The two statutes that have provided the greatest access to pharmaceutical data are the Federal Advisory Committee Act (FACA) 14 and the Freedom of Information Act (FOIA). [15] FACA ensures that advisory committees are subject to transparency requirements such as advance notice of upcoming meetings, opportunities for public attendance and input, and the preparation of transcripts. [16] FOIA requires public disclosure, upon request by any individual, of agency documents that do not fall into one of nine specific exemptions from disclosure. [17]

In 2004, the FDA processed a total of 18,540 FOIA requests at a cost of $12.8 million. [18] By permitting the online posting of certain frequently requested documents, the Internet has eased the agency’s workload somewhat. But the backlog has nevertheless continued to grow and stood at 16,671 pending requests at the end of 2004.

The agency processes requests in two tracks: simple and complex. The latter category applies to requests seeking a voluminous number of records or records from which the agency will want to redact information that falls under one of the FOIA exemptions.
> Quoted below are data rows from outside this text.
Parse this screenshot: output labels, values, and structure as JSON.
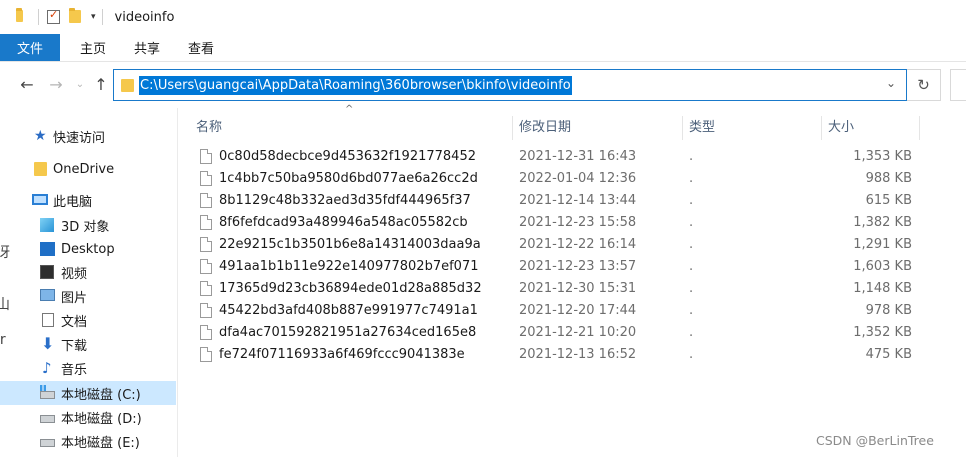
{
  "window": {
    "title": "videoinfo"
  },
  "ribbon": {
    "tabs": [
      "文件",
      "主页",
      "共享",
      "查看"
    ]
  },
  "address": {
    "path": "C:\\Users\\guangcai\\AppData\\Roaming\\360browser\\bkinfo\\videoinfo"
  },
  "sidebar": {
    "items": [
      {
        "label": "快速访问",
        "icon": "star-icon"
      },
      {
        "label": "OneDrive",
        "icon": "folder-icon"
      },
      {
        "label": "此电脑",
        "icon": "computer-icon"
      },
      {
        "label": "3D 对象",
        "icon": "cube-icon"
      },
      {
        "label": "Desktop",
        "icon": "desktop-icon"
      },
      {
        "label": "视频",
        "icon": "video-icon"
      },
      {
        "label": "图片",
        "icon": "picture-icon"
      },
      {
        "label": "文档",
        "icon": "document-icon"
      },
      {
        "label": "下载",
        "icon": "download-icon"
      },
      {
        "label": "音乐",
        "icon": "music-icon"
      },
      {
        "label": "本地磁盘 (C:)",
        "icon": "drive-c-icon"
      },
      {
        "label": "本地磁盘 (D:)",
        "icon": "drive-icon"
      },
      {
        "label": "本地磁盘 (E:)",
        "icon": "drive-icon"
      }
    ],
    "selected_index": 10,
    "edge_chars": [
      "冴",
      "山",
      "lr"
    ]
  },
  "columns": {
    "name": "名称",
    "date": "修改日期",
    "type": "类型",
    "size": "大小"
  },
  "files": [
    {
      "name": "0c80d58decbce9d453632f1921778452",
      "date": "2021-12-31 16:43",
      "type": ".",
      "size": "1,353 KB"
    },
    {
      "name": "1c4bb7c50ba9580d6bd077ae6a26cc2d",
      "date": "2022-01-04 12:36",
      "type": ".",
      "size": "988 KB"
    },
    {
      "name": "8b1129c48b332aed3d35fdf444965f37",
      "date": "2021-12-14 13:44",
      "type": ".",
      "size": "615 KB"
    },
    {
      "name": "8f6fefdcad93a489946a548ac05582cb",
      "date": "2021-12-23 15:58",
      "type": ".",
      "size": "1,382 KB"
    },
    {
      "name": "22e9215c1b3501b6e8a14314003daa9a",
      "date": "2021-12-22 16:14",
      "type": ".",
      "size": "1,291 KB"
    },
    {
      "name": "491aa1b1b11e922e140977802b7ef071",
      "date": "2021-12-23 13:57",
      "type": ".",
      "size": "1,603 KB"
    },
    {
      "name": "17365d9d23cb36894ede01d28a885d32",
      "date": "2021-12-30 15:31",
      "type": ".",
      "size": "1,148 KB"
    },
    {
      "name": "45422bd3afd408b887e991977c7491a1",
      "date": "2021-12-20 17:44",
      "type": ".",
      "size": "978 KB"
    },
    {
      "name": "dfa4ac70159282195 1a27634ced165e8",
      "date": "2021-12-21 10:20",
      "type": ".",
      "size": "1,352 KB"
    },
    {
      "name": "fe724f07116933a6f469fccc9041383e",
      "date": "2021-12-13 16:52",
      "type": ".",
      "size": "475 KB"
    }
  ],
  "watermark": "CSDN @BerLinTree",
  "colors": {
    "accent": "#1979ca",
    "selection": "#0078d7",
    "sidebar_selected": "#cce8ff"
  }
}
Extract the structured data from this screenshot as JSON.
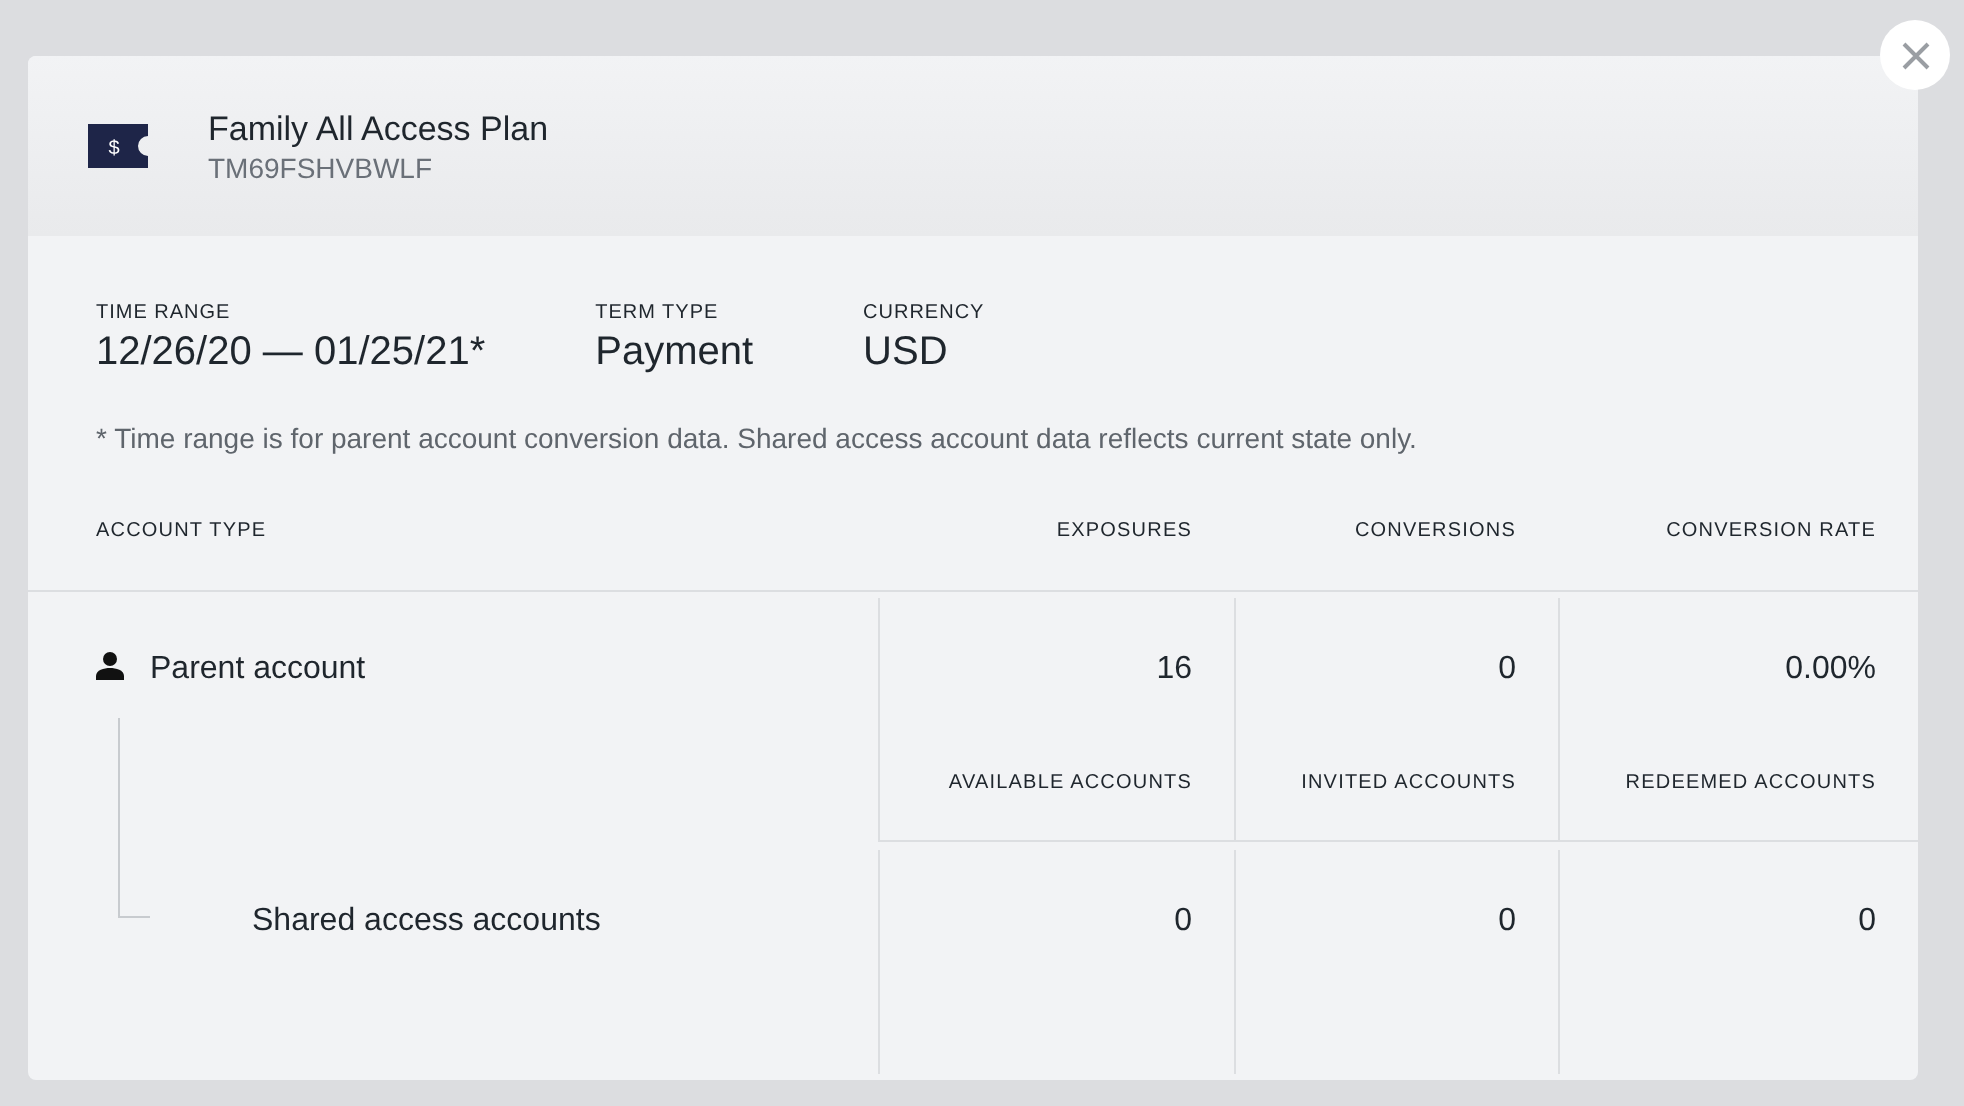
{
  "plan": {
    "icon_glyph": "$",
    "title": "Family All Access Plan",
    "code": "TM69FSHVBWLF"
  },
  "summary": [
    {
      "label": "TIME RANGE",
      "value": "12/26/20 — 01/25/21*"
    },
    {
      "label": "TERM TYPE",
      "value": "Payment"
    },
    {
      "label": "CURRENCY",
      "value": "USD"
    }
  ],
  "note": "* Time range is for parent account conversion data. Shared access account data reflects current state only.",
  "table": {
    "columns": [
      "ACCOUNT TYPE",
      "EXPOSURES",
      "CONVERSIONS",
      "CONVERSION RATE"
    ],
    "rows": [
      {
        "kind": "parent",
        "name": "Parent account",
        "values": [
          "16",
          "0",
          "0.00%"
        ],
        "sublabels": [
          "AVAILABLE ACCOUNTS",
          "INVITED ACCOUNTS",
          "REDEEMED ACCOUNTS"
        ]
      },
      {
        "kind": "child",
        "name": "Shared access accounts",
        "values": [
          "0",
          "0",
          "0"
        ]
      }
    ]
  }
}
For 2004, the agency reported that eighty-nine percent of the requests it received were simple and usually processed in a median of twenty-five days. Eleven percent were considered complex and were processed in a median of 325 days. In no instance did the FDA expedite processing in response to a requester’s assertion of “an exceptional need or urgency,” [19] the standard for expediting.

In 2004, the majority (67.6%) of the FOIA requests processed by the FDA were granted in full. A further 31.9% resulted in nondisclosure — most commonly because there were either no relevant agency records or because the request was withdrawn. Partial satisfaction of the request occurred in forty-five instances, while complete denials ensued in thirty-seven. These two categories of responses are the ones that may lead to litigation.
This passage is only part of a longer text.